El clima está alterando la vida cotidiana de cientos de personas que viven en la extensa geografía de la precordillera entre la Quebrada del Toro y los parajes que llegan hasta la zona del nevado del Chañi. Los techos de barro y paja no son impermeables a tanta lluvia y granizo que azotan la región en estas nuevas épocas.

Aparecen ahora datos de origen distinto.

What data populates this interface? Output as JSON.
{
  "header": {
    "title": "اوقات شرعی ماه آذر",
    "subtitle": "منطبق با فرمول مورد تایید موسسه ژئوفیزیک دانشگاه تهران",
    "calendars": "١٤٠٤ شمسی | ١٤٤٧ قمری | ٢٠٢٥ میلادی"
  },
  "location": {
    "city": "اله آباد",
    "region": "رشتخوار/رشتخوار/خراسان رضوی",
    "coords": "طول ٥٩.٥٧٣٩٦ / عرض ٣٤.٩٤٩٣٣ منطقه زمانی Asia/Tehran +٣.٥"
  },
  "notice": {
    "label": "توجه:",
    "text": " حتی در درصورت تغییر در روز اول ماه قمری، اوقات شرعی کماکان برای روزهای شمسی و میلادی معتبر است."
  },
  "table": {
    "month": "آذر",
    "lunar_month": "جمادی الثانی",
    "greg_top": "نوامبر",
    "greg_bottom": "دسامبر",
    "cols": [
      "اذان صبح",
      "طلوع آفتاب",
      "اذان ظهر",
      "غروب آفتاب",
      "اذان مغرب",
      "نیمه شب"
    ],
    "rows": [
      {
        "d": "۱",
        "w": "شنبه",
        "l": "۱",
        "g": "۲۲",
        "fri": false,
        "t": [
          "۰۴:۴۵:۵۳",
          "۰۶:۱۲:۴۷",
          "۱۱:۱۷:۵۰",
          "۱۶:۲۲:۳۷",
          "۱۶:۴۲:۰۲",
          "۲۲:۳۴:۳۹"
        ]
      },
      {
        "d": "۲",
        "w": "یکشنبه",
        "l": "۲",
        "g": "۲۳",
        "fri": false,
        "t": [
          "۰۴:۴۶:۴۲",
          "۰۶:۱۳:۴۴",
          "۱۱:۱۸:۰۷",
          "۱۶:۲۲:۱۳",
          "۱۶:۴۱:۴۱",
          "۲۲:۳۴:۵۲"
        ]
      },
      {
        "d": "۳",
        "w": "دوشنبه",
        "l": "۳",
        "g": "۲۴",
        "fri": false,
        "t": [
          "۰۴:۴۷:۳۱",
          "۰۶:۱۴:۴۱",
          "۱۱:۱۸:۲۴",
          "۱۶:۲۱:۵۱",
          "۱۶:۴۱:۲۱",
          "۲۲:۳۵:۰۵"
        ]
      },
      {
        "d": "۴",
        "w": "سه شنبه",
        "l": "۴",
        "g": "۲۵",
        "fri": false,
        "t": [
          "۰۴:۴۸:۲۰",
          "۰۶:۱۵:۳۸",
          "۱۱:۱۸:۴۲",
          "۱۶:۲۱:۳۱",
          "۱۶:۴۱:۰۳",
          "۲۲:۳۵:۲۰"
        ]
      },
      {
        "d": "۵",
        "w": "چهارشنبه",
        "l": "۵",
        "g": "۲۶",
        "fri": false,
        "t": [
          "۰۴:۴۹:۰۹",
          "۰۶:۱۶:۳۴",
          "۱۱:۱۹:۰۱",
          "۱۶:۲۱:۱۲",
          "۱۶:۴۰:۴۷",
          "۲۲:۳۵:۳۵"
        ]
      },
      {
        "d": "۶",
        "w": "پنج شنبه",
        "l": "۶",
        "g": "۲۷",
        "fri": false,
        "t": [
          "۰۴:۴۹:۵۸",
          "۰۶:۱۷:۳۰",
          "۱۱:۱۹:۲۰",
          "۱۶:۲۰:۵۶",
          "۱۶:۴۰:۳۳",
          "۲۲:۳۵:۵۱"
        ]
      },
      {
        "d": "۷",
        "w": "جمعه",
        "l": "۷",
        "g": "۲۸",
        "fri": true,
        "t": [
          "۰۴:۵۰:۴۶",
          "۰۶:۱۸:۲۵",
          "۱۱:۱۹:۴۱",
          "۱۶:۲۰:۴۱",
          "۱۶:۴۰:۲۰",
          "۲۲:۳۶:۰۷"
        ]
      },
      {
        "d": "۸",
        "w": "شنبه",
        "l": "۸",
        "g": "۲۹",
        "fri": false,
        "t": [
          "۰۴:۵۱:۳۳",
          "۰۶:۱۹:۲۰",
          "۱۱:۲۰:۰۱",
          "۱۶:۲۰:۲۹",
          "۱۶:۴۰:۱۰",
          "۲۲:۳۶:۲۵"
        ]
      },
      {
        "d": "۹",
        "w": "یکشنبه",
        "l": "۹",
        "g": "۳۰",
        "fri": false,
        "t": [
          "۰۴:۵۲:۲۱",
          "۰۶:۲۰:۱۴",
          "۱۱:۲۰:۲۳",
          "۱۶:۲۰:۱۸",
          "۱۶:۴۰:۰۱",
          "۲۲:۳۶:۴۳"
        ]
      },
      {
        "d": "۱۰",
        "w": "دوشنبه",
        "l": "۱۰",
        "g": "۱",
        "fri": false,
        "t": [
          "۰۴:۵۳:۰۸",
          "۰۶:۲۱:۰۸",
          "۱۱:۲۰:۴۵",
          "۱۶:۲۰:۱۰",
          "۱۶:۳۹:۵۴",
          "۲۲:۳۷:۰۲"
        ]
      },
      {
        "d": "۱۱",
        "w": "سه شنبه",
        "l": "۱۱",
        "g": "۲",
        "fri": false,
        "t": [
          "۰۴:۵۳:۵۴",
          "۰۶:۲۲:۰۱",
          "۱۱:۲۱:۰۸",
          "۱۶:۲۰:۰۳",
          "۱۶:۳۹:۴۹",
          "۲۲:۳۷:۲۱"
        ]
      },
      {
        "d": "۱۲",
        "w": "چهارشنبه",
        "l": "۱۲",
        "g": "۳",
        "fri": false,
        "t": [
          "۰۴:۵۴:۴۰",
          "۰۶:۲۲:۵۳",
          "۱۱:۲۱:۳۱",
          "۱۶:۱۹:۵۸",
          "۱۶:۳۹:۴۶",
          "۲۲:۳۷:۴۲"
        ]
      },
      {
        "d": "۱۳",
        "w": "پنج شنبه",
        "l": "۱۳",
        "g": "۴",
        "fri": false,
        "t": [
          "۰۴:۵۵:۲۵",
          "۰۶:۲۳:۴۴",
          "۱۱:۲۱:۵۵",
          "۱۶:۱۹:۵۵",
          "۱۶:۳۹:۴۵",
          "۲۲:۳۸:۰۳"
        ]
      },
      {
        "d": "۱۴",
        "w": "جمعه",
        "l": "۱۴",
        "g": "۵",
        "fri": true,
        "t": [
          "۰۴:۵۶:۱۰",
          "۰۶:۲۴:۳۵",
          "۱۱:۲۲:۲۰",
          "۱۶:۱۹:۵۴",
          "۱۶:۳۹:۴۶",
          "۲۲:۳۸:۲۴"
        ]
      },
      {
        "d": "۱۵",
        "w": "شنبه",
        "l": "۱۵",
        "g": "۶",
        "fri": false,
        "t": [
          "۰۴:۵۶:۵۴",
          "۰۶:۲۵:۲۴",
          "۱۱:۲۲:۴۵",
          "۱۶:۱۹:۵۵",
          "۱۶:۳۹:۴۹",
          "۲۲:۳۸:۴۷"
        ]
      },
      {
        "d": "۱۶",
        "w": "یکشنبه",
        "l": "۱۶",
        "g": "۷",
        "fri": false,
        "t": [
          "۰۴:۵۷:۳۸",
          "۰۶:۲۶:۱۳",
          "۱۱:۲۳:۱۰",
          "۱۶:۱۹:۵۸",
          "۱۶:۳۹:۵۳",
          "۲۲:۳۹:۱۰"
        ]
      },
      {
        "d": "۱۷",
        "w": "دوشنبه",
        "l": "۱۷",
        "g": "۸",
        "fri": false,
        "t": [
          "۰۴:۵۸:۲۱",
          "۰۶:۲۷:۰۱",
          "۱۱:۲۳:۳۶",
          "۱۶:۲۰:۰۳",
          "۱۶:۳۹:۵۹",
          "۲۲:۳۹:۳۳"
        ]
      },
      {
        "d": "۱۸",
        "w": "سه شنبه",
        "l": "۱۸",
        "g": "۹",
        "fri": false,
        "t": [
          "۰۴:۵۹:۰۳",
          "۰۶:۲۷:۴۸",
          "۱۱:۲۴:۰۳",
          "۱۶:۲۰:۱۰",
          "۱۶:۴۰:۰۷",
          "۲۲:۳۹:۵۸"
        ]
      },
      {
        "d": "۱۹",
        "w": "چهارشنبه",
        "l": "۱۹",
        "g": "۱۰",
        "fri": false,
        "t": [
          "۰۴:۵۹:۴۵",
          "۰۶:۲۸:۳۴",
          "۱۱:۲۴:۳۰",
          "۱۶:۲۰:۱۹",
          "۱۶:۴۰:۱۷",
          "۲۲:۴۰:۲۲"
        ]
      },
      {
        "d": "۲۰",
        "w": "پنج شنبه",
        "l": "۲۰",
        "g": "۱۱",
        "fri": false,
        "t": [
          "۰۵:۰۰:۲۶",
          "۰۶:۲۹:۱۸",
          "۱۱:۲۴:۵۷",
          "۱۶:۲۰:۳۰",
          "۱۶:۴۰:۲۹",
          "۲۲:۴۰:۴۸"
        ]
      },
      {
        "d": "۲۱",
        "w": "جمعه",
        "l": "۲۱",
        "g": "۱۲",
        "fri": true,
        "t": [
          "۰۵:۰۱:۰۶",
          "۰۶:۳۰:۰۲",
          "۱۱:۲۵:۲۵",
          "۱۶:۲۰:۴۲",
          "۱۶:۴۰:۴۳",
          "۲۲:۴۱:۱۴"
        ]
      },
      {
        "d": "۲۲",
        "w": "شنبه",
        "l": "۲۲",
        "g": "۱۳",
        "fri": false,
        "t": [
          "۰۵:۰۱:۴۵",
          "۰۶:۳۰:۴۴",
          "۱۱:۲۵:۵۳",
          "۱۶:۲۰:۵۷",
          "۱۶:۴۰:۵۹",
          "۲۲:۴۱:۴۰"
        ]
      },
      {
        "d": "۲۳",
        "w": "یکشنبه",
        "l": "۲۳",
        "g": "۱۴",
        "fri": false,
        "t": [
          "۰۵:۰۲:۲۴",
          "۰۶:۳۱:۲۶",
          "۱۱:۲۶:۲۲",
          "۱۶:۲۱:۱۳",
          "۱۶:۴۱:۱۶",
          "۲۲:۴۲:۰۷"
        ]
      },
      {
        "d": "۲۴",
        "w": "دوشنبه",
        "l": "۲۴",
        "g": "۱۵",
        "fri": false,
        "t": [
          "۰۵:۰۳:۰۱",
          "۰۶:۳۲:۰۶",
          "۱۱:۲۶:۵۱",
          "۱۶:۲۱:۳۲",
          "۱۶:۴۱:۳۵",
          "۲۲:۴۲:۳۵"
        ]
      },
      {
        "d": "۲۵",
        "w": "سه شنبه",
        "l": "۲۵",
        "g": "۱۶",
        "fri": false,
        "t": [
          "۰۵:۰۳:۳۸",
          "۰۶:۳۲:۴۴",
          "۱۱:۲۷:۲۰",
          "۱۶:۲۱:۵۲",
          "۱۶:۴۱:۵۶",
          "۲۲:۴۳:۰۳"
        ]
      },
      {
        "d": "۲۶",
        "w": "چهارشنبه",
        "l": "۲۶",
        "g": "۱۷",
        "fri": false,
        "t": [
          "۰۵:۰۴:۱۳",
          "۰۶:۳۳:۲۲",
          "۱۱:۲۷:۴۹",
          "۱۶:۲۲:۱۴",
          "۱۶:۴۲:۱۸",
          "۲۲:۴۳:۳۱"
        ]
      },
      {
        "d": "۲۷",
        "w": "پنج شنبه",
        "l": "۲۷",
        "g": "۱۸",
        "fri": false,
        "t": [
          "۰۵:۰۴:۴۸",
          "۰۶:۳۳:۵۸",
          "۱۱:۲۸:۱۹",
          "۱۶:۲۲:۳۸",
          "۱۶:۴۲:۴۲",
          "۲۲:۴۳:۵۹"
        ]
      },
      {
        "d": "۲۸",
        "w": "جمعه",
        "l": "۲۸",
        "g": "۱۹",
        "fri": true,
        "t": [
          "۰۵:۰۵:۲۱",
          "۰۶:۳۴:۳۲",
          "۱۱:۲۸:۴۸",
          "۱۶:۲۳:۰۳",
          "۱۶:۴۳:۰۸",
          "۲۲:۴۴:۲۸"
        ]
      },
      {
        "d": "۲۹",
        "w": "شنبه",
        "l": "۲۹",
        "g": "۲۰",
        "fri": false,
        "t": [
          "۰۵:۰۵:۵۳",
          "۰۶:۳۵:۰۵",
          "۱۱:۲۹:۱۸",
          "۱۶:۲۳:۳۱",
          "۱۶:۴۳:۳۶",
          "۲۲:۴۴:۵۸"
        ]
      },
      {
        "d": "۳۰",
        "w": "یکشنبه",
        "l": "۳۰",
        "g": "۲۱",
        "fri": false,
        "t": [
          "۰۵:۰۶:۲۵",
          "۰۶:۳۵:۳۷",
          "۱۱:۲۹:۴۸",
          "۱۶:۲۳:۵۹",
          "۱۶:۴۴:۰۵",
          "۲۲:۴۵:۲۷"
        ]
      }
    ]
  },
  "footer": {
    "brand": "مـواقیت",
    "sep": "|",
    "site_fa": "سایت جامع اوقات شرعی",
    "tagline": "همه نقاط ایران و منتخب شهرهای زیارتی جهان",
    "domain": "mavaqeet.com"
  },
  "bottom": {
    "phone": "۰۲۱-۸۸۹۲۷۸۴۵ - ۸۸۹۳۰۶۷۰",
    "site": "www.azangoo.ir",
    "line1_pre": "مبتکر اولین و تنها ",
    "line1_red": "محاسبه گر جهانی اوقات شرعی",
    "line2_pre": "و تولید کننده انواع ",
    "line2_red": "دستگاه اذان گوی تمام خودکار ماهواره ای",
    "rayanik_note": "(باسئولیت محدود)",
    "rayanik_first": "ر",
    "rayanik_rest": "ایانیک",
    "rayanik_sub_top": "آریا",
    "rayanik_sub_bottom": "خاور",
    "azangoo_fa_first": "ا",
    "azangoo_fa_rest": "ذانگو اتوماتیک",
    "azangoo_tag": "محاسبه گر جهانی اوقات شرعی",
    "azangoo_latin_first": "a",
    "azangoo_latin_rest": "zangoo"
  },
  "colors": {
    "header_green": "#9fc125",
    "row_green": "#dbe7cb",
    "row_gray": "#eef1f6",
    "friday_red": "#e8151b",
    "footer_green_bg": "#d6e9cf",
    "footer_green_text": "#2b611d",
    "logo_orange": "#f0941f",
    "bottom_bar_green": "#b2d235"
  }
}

La alteración del tiempo ha incidido notoriamente en la vida de los lugareños dedicados a la economía de subsistencia agrícola y pastoril. Antes, sus viviendas de adobe y techo de barro aguantaban los embates de la naturaleza. El clima ha cambiado y los techos de las casas en medio de los cerros terminan cediendo y provocando daños estructurales insalvables para los pobladores.

Ante esta coyuntura análoga en la zona, el Consejo del Pueblo Tastil está buscando alternativas de construcción y financiamiento que mejoren las viviendas en estas tierras pegadas a la Puna salteña, conservando el valor cultural y su arraigo patrimonio étnico.

"No podemos suplantar techos de barro por chapas de zinc. Se pierde desde el valor cultural que aún poseemos hasta por cuestiones térmicas. Sabemos que podría ser costoso, pero alguna solución inmediata podemos agilizar para nuestros hermanos de la quebrada. El clima ha cambiado mucho en verano, con lluvias torrenciales y dañinas", contó a El Tribuno, Manolo Copa, inquieto integrante de la comunidad de Tastil.

Las lluvias de estas semanas no han dado tregua. Algunos pobladores de diferentes parajes sufrieron daños en sus techos, otros tuvieron que remendarlos con chapas y, en el peor de los casos, pusieron plásticos de grueso espesor para soportar las tormentas. "Hay gente que sin conocer la zona propuso en su oportunidad viviendas del tipo Instituto Provincial de la Vivienda (IPV). La realidad es otra. El barro confeccionado como lo hacen los lugareños permite tener un pequeño espacio abrigado y acogedor. Pero los techos como se hacían antes no son los ideales para estos tiempos de climas demasiados violentos", dijo.

Una mejor estructura

A doña Eluteria de Zalazar, en la zona de la Quesera, en cercanías a Santa Rosa de Tastil, el techo de barro le quedó hecho añicos con la última tormenta. Estaba confeccionado con una torta de barro sujetada por cañas, madera de cardón y rematadas con paja. “Estamos en contacto con organismos nacionales para que nuestros lugareños sigan conservando estas típicas casas de adobe y techo de barro, pero con una mejor estructura. Reforzar los techos y paredes de las precarias viviendas con el mismo material que se encuentra en la zona. La ingeniería debe soportar los nuevos embates de la naturaleza”, acotó Copa.

Construcciones ancestrales

 Los vecinos por estos lugares conocían del clima seco, ventoso, con escasas lluvias, pero desde hace un tiempo las cosas han cambiado. Las estructuras ancestrales de adobe, pircadas con barro y paja no soportan las recurrentes precipitaciones. Los techos soportados con tirantes de cardón sucumben fácilmente ante el cambio dramático del clima.